Clutch performed the title track of their upcoming album Earth Rocker for the first time in October 2012, before a select invited audience in a secret New Jersey location.

All the band trademarks were present – crunch, groove and Neil Fallon’s preacher-style delivery – but there was something else: the old energy combined with new refinement and unmistakable confidence.

If some fans had started to think Clutch were done with, the thought was banished when Earth Rocker arrived on March 15, 2013.

Making the follow-up to 2009’s Strange Cousins From the West had involved conscious reconsideration of everything the Maryland quartet did. They decided to reunite with producer Machine, who helped deliver 2004’s fan-favorite Blast Tyrant, and with that came the decision to complete the songs before entering the studio, as opposed to jamming during recording sessions.

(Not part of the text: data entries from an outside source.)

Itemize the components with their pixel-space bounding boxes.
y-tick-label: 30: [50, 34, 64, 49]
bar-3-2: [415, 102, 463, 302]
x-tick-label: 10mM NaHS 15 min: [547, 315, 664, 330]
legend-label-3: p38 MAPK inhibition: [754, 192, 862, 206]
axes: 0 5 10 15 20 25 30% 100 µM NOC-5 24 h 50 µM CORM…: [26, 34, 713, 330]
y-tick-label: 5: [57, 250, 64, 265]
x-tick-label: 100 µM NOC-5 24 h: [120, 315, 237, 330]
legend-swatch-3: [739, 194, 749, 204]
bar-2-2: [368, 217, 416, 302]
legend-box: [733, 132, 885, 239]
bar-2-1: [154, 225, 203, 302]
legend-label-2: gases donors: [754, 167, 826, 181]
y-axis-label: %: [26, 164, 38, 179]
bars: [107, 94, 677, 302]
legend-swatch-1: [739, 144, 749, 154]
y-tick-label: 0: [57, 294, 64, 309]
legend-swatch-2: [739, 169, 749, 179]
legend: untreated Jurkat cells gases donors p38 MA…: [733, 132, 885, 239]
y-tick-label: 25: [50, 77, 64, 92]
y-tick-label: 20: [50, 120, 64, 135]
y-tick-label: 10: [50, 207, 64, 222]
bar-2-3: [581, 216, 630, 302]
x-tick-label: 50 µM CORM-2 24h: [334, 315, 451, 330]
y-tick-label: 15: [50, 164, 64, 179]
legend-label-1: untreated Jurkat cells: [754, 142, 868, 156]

Listen to Clutch Perform 'Earth Rocker'

“Honestly, I think a lot of it can be attributed to us working with Machine,” guitarist Tim Sult told Premier Guitar. “His production style is a little more dialed in. He helped us really give shape to things prior to entering the studio. We don't normally enter the studio haphazardly and decide ‘let's make a record.’ But our ideas aren't as solidified or the direction isn't 100 per cent figured out, so in the past that has led us to dwell on songs or solos too long and things tend to get overworked or extended.”

Sult says that they’d never been more focused before a recording session. “We actually talked about the kind of record we wanted to make," he recalled. "And that hadn’t really happened before. Generally, we just get together and just jam, and our favorite things are the ones that end up being on the record. This time, I think we wrote the same way, but I think we really edited ourselves more and I think we had a real vision of what kind of record we wanted to make much sooner than we had with other albums.”

Clutch had been rethinking their approach to songwriting as they toured with Motorhead and Thin Lizzy. “Watching those guys play every night was very inspiring on a number of levels,” drummer Jean-Paul Gaster told Hellbound. “We realized there was really a lack of just straight up rock 'n' roll records coming out these days. So I think we wanted to make something that was, front to back, a very focused kind of a recording. A very efficient kind of recording. One that had good energy from the very beginning to the end.”

Watch Clutch Perform 'Gone Cold'

The album’s reception suggested they’d achieved just that, with nods to their past merging effectively with their new attitude – almost back to basics, but with a twist. The title track and the album's second song, “Crucial Velocity,” were both unforgiving while still controlled; “Unto the Breach” borrowed from their hardcore beginnings; “Book, Saddle & Go” offered a more traditional take on stoner rock; and “Gone Cold” – written simply because they realized they needed a slower song – deviated from the relentless grind.

Fallon recalled being surprised when Machine let them hear the rough mixes, since they had recorded their parts with him separately. “He kind of pushed us to go even faster. At first, it sounded cartoonish to us, but we just weren't accustomed to that and then we got used to it,” he later recalled.

“I'm glad he did that because we've been a band for 22 years and it's easy to get into a comfort zone,” Fallon added. “And then towards the end when Machine did some rough mixes for us where he unmuted all the tracks, it was pretty astonishing. I wasn't aware of all the multiple tracks they had done and I'm sure all those guys weren't aware of all the tracks I had done. It was a fun surprise. Machine knows what he's doing, but for us it was an unorthodox way of doing business.”

Listen to Clutch Perform 'Crucial Velocity'

Fallon’s lyrics included many direct and indirect references to the state of the rock world, including the line “If you’re going to do it, do it live onstage or don’t do it at all” in “Earth Rocker.” Clutch were sure the album would transfer well onto the stage, and every song they chose seemed to do just that.

“I think this is a record we could easily play from front to back,” Fallon said, adding that the change of energy in “Gone Cold” had come across very effectively. “Sometimes playing quietly shocks the shit out of people, more so than blowing their heads away with amplification,” he noted.

The band's follow-up album, Psychic Warfare, brought them their first Top Rock Albums No.1 in 2015, but that success was doubtlessly fueled by Earth Rocker, which proved to be a master blend of youthful energy and performance experience.